After the war Éva studied law, diplomacy, economics and international business. She participated as a witness in the Szálasi trial in the autumn of 1945 based on the meetings and discussions with Wallenberg. Later she became a Board Member of the Wallenberg Association and her main task was to talk to young people. She married young, got a divorce after the war and remarried again. Her second husband was a childhood friend who had just returned from forced labor. They had a son who went on to pass stories of his mother and her work on to the next generation.
Jerry Rawicki was born in Plock, Poland where he was raised with two older sisters in a middle class home. He had religious training and completed one year of law school before World War II broke out. His father managed an agricultural machinery factory. In 1939, when the German army took over Plonsk, Jerry fled. For awhile he dug graves in a small town to save his family from starvation.
Jerry escaped with his oldest sister in 1942. After a perilous journey he joined his father in the Warsaw Ghetto. There he joined the ZOB, a Jewish Fighting Organization, as a courier. His job was smuggling goods and messages in and out. During the Jewish uprising in the Warsaw ghetto, he ran out of ammunition, and hid in an abandoned cellar. He was ill for weeks and was caught by German satellite troops, but escaped. His father, mother, and one sister were killed. Jerry left Warsaw in 1943, pretending to be a Gentile. He worked on a farm and became a member of Polish Peasant Battalions, a group of partisans fighting the German occupiers. He was liberated by the Soviet Army in 1944 in Lublin, Poland and remained for three years in Wroclaw (Breslau) Poland, then spent one year in Sweden.
In 1949, he arrived in the United States. Jerry married and has two children and six grandchildren. As of January 2015 he was living in Florida.
Marietta Drucker was born in Vienna, Austria and was raised in a middle class traditional Jewish family. Her father owned a shoe store.

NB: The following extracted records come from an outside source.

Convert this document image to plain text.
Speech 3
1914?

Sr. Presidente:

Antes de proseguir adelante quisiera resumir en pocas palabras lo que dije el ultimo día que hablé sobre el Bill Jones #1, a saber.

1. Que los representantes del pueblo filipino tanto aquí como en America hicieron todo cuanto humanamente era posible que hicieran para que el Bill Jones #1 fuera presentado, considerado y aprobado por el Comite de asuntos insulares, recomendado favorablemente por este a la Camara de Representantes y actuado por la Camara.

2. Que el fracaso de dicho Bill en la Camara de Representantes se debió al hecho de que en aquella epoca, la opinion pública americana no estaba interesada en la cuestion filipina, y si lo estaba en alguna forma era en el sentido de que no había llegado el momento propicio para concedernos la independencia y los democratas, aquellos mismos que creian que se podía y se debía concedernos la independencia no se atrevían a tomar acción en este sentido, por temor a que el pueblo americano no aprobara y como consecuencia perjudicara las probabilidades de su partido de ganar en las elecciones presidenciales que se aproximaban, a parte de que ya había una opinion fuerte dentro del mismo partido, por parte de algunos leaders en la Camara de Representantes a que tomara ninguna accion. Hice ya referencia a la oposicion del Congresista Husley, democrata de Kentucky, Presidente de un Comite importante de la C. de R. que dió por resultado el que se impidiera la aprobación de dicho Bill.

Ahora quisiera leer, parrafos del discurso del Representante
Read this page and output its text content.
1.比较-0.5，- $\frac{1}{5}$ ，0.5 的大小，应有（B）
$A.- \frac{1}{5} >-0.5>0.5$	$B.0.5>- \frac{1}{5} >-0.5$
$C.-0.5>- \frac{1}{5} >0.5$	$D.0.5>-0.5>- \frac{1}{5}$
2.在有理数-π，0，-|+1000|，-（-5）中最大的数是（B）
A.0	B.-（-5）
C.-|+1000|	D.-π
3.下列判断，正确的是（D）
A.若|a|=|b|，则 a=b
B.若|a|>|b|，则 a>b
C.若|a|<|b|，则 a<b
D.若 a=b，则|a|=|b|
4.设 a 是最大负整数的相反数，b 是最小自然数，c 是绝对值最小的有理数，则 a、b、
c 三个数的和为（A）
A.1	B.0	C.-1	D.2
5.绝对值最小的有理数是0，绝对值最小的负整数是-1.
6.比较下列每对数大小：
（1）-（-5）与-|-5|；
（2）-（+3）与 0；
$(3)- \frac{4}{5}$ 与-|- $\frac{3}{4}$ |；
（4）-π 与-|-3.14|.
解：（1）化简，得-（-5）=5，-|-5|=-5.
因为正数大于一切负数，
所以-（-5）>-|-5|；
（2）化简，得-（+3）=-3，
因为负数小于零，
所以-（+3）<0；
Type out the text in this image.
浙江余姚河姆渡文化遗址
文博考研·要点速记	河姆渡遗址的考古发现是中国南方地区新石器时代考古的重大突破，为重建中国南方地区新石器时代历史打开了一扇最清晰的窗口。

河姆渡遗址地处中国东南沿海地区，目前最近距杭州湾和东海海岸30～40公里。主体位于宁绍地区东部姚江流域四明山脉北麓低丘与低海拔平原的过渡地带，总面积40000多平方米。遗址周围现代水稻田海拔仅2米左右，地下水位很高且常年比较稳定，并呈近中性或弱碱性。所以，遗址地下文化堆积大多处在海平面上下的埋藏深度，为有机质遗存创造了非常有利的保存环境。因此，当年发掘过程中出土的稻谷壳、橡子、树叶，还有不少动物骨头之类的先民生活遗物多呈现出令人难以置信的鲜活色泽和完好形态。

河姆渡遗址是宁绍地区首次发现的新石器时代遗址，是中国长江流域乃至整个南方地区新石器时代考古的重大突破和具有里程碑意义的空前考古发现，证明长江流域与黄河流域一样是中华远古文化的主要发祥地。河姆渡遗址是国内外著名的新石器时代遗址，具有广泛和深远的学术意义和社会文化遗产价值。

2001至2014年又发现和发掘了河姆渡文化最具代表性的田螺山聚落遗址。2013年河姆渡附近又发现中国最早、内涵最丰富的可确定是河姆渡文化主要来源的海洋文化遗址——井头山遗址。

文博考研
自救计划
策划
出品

After Kristallnacht, she was sent on the Kindertransport to the United Kingdom. There she lived with a Jewish family in London for nine months. Her parents arrived in England prior to the war without any belongings. Her father was then interned in a camp in the United Kingdom, and was unable to work when released. Her mother worked as domestic help. Marietta was evacuated to the countryside because of bombings and lived in many foster homes. It wasn’t until after the war that she was reunited with her parents. Her mother died in 1946 and her father in 1960.
She came to New York City in 1951 and lived with her aunt and obtained work as an executive secretary. In 1952 Marietta married another Survivor. She has two daughters and five grandsons.
Mary Wygodski was born in Vilna, Poland and was raised as the eldest of three sisters and one brother in a traditional middle class Jewish family. Her father was in the leather business.
After the Nazi occupation, her family was sent to the Vilna Ghetto. In 1943, she was separated from her mother and two sisters at a boxcar and never saw them again. Mary was transported to the Kaiserwald Labor Camp in Riga, Latvia and then to the Stutthof Camp in Germany. From there she was transferred to Magdeburg Labor Camp where she made artillery shells in the Polte factory. After the war, she learned that her father and brother had been executed in a concentration camp in Klooga, Estonia.
Mary has two children and two grandchildren.